Respirei fundo. Após todas aquelas despedidas, um peso parecia ter sido retirado de mim. Sabia que, não importa o que viesse pela frente, eu não teria arrependimentos.
Caminhei de volta até onde Selene me esperava, encostada em uma árvore, observando o horizonte como se pudesse enxergar algo além do que qualquer um conseguia. Quando parei ao lado dela, ela olhou para mim com um sorriso discreto.
— E então?
— Selene, estou pronta para partirmos.
Ela assentiu, ajeitando sua capa.
— Então, vamos. Como sua avó te disse, o mundo lá fora é grande e cheio de perigos, mas também de maravilhas. Você vai ver coisas que nem os melhores livros conseguem descrever.

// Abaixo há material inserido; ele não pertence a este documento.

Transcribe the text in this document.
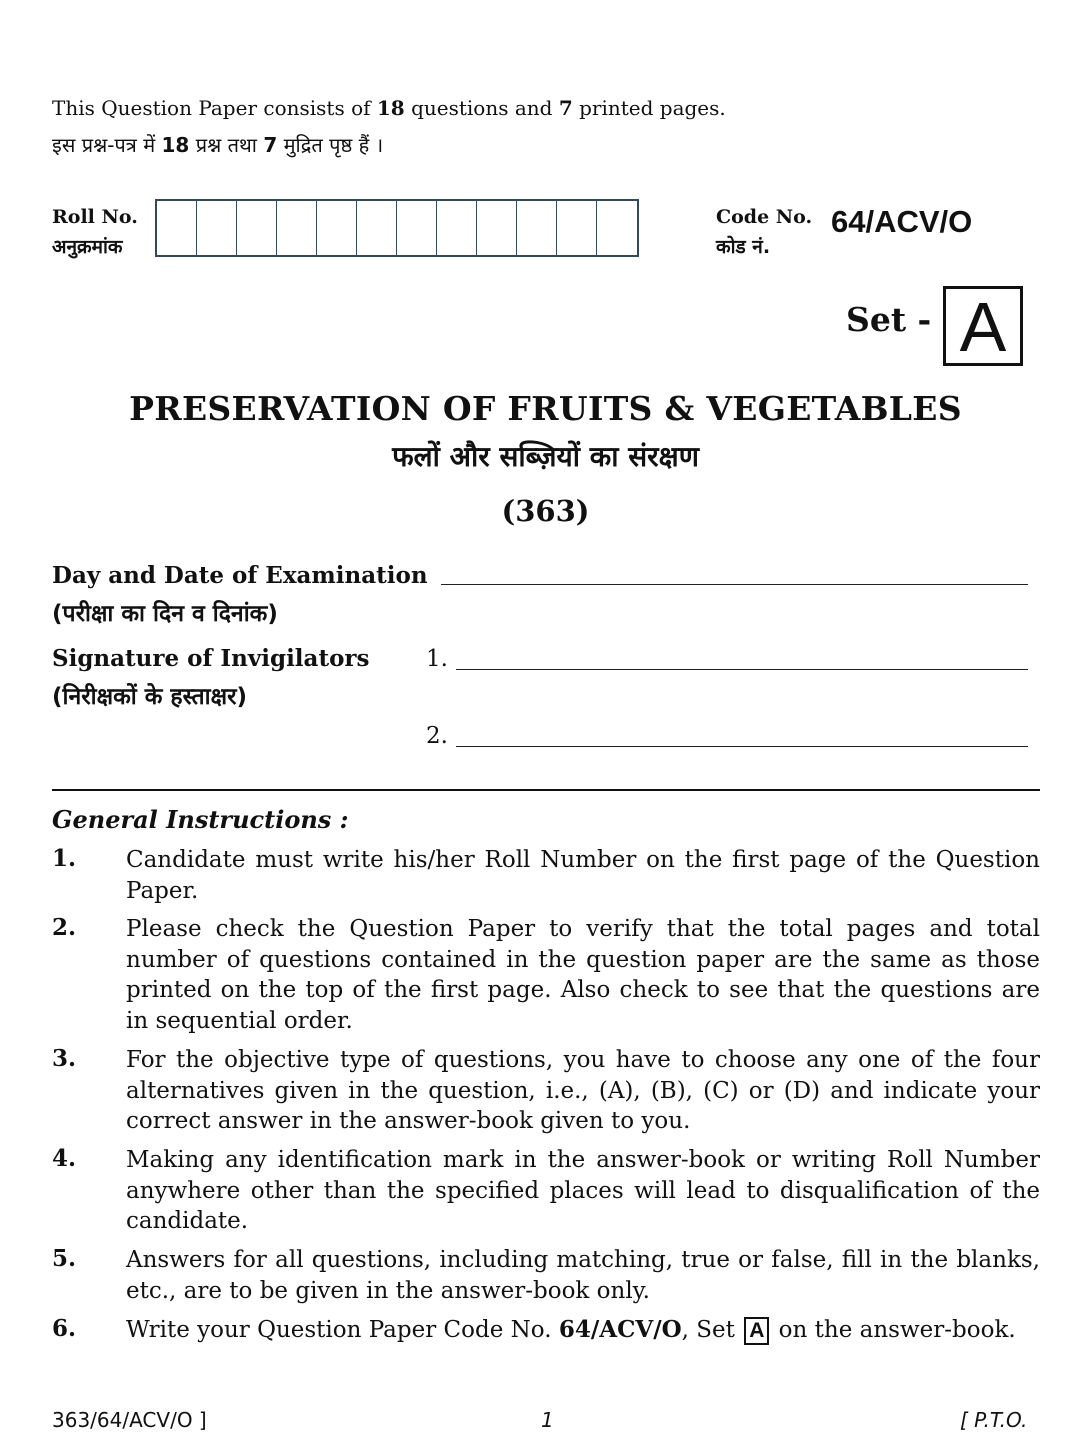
This Question Paper consists of 18 questions and 7 printed pages.
इस प्रश्न-पत्र में 18 प्रश्न तथा 7 मुद्रित पृष्ठ हैं ।
Roll No.
अनुक्रमांक
Code No.
कोड नं.
64/ACV/O
Set - A
PRESERVATION OF FRUITS & VEGETABLES
फलों और सब्ज़ियों का संरक्षण
(363)
Day and Date of Examination
(परीक्षा का दिन व दिनांक)
Signature of Invigilators
(निरीक्षकों के हस्ताक्षर)
1.
2.
General Instructions :
1. Candidate must write his/her Roll Number on the first page of the Question Paper.
2. Please check the Question Paper to verify that the total pages and total number of questions contained in the question paper are the same as those printed on the top of the first page. Also check to see that the questions are in sequential order.
3. For the objective type of questions, you have to choose any one of the four alternatives given in the question, i.e., (A), (B), (C) or (D) and indicate your correct answer in the answer-book given to you.
4. Making any identification mark in the answer-book or writing Roll Number anywhere other than the specified places will lead to disqualification of the candidate.
5. Answers for all questions, including matching, true or false, fill in the blanks, etc., are to be given in the answer-book only.
6. Write your Question Paper Code No. 64/ACV/O, Set A on the answer-book.
363/64/ACV/O ]	1	[ P.T.O.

Começamos a caminhar em direção à saída do cemitério. Cada passo parecia mais firme que o anterior, como se minhas raízes se soltassem do chão que me prendia, me impulsionando para o que vinha a seguir.
— Selene, quase esqueci de perguntar… para onde vamos?
Ela sorriu, uma expressão de leveza em seu rosto.
— Para o Reino do Fogo. Tenho algumas pessoas que gostaria de te apresentar.
O Reino do Fogo… A promessa de um novo começo, de segredos e aventuras que mal consigo imaginar. Eu não sabia o que o futuro reservava, mas uma coisa era certa: a verdadeira jornada estava prestes a começar, e eu não poderia estar mais pronta para enfrentá-la.
Fim do Capítulo 6 – O Jardim das Despedidas.